Inspiration

Polarized online discourse hides nuance and traps people in echo chambers. We wanted a space where both sides are visible, arguments are structured, and AI helps surface common ground.

What it does

Users create topics and add pro/con arguments with sources. Claude analyzes arguments to produce summaries, check sources, identify consensus, and detect direct rebuttals — which are shown as linked lines so users can follow the debate.

How we built it

Backend: FastAPI + SQLite (Postgres-ready). Claude (Sonnet/Haiku) for synthesis and claim extraction; Tavily for evidence lookup. Matches persisted so links survive refresh and only re-evaluate on edit. Frontend: Next.js + React + Tailwind + Radix. SVG overlay draws rebuttal links; responsive dark UI.

Challenges we ran into

Parsing Claude reliably (fixed with strict JSON prompts and fenced-code stripping).
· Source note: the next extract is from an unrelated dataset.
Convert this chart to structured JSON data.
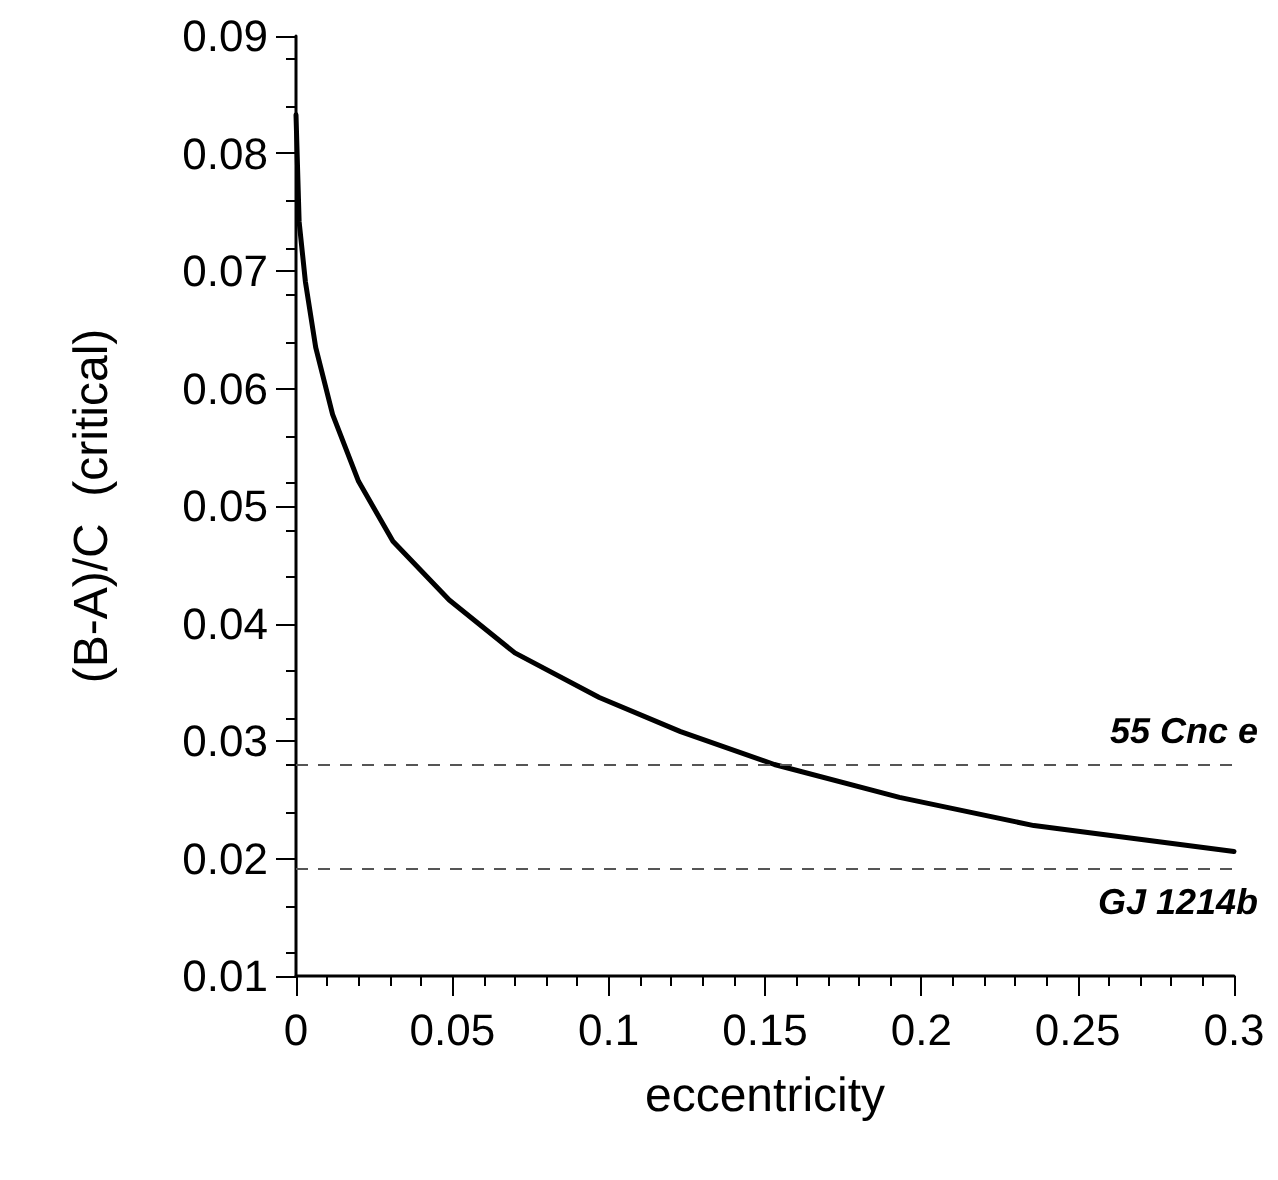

Aligning SVG lines with dynamic DOM (useRef/useEffect + resize recompute). Persisting matches without blocking UX (async save + cache invalidation on edits). Backwards-compatible DB changes for older SQLite files.

Accomplishments that we're proud of

Clear visual mapping of debate dynamics (AI-detected rebuttal links). Persistent caching of AI results, reducing cost/latency. Flexible topic creation (allow single-side starts). Full Claude-powered pipeline: synthesis, matching, and fact-check orchestration.

What we learned

Good prompt design and structured outputs are essential for stable AI features. Caching + selective invalidation is crucial to make AI features practical and affordable. SQLite is great for rapid iteration; migrations matter. Visual design materially improves comprehension of complex debates.

What's next for Debately

Hover tooltips showing match reasoning. Debate templates and seeded arguments. Moderator curation tools and unlink/confirm controls. Exportable summaries/embeds and real-time collaborative editing.